La principale manifestation d'aujourd'hui s'annonce sans éclat. Les syndicats ont-ils perdu pour de bon leur pouvoir de mobilisation ? Est-ce réellement dû à leur faible représentativité ?

Jean-Charles Simon :  Ces manifestations, surtout sans objet très bien défini comme le combat contre une loi emblématique, apparaissent pour ce qu’elles sont : des rituels un peu désuets. Dont chacun, y compris les premiers intéressés, savent bien qu’il ne ressort à peu près rien. D’ailleurs, les rangs se dispersent et plusieurs centrales n’appellent même plus à manifester ce 1er mai. Alors que les enjeux ne manquent pas, en pleine mise en route du pacte de responsabilité et des mesures d’économies.
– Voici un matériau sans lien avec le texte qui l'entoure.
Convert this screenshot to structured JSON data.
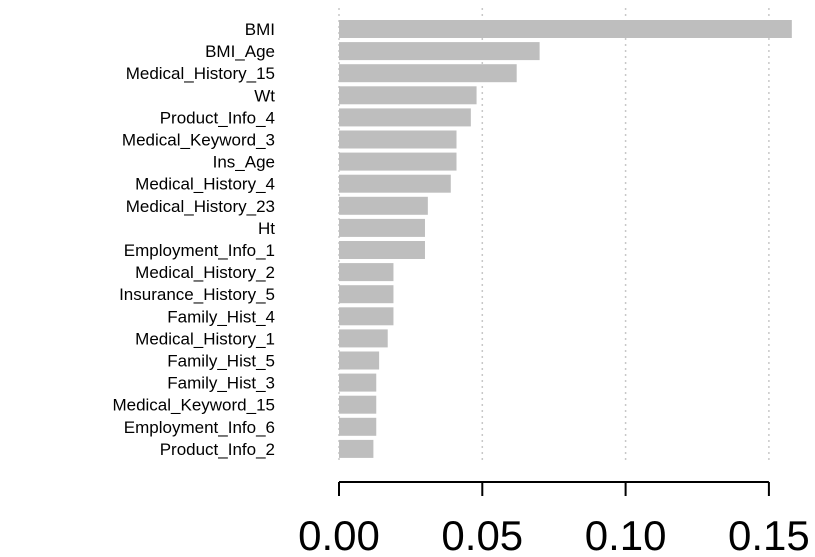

C’est à la fois la mesure d’une perte d’influence, déjà assez ancienne, mais aussi d’un désenchantement face à la gauche au pouvoir. Quelle offre politique susciter ou promouvoir, par exemple auprès des bastions syndicaux de la fonction publique, quand c’est la gauche elle-même qui annonce les mesures d’économie et le gel du point d’indice ? C’est finalement la prise de conscience d’une réalité politique : aucun parti de gouvernement ne soutient aujourd’hui les revendications syndicales sur l’emploi et le pouvoir d’achat dans le secteur public, ni des mesures de coercition à l’égard des employeurs du privé.
Augustin Landier : Je pense que les syndicats sont restés enracinés dans le thème de la France industrielle et leur clientèle traditionnelle d’ouvriers. Ils ne s’adaptent pas à l’entrée dans le monde des services, où les trajectoires professionnelles sont plus mobiles. Et les gens ne sont pas dupes, ils voient bien que les symboles ne correspondent plus à la réalité, et que la mise en avant de la figure de l’ouvrier n’est pas représentative du personnel peu qualifié d’aujourd’hui.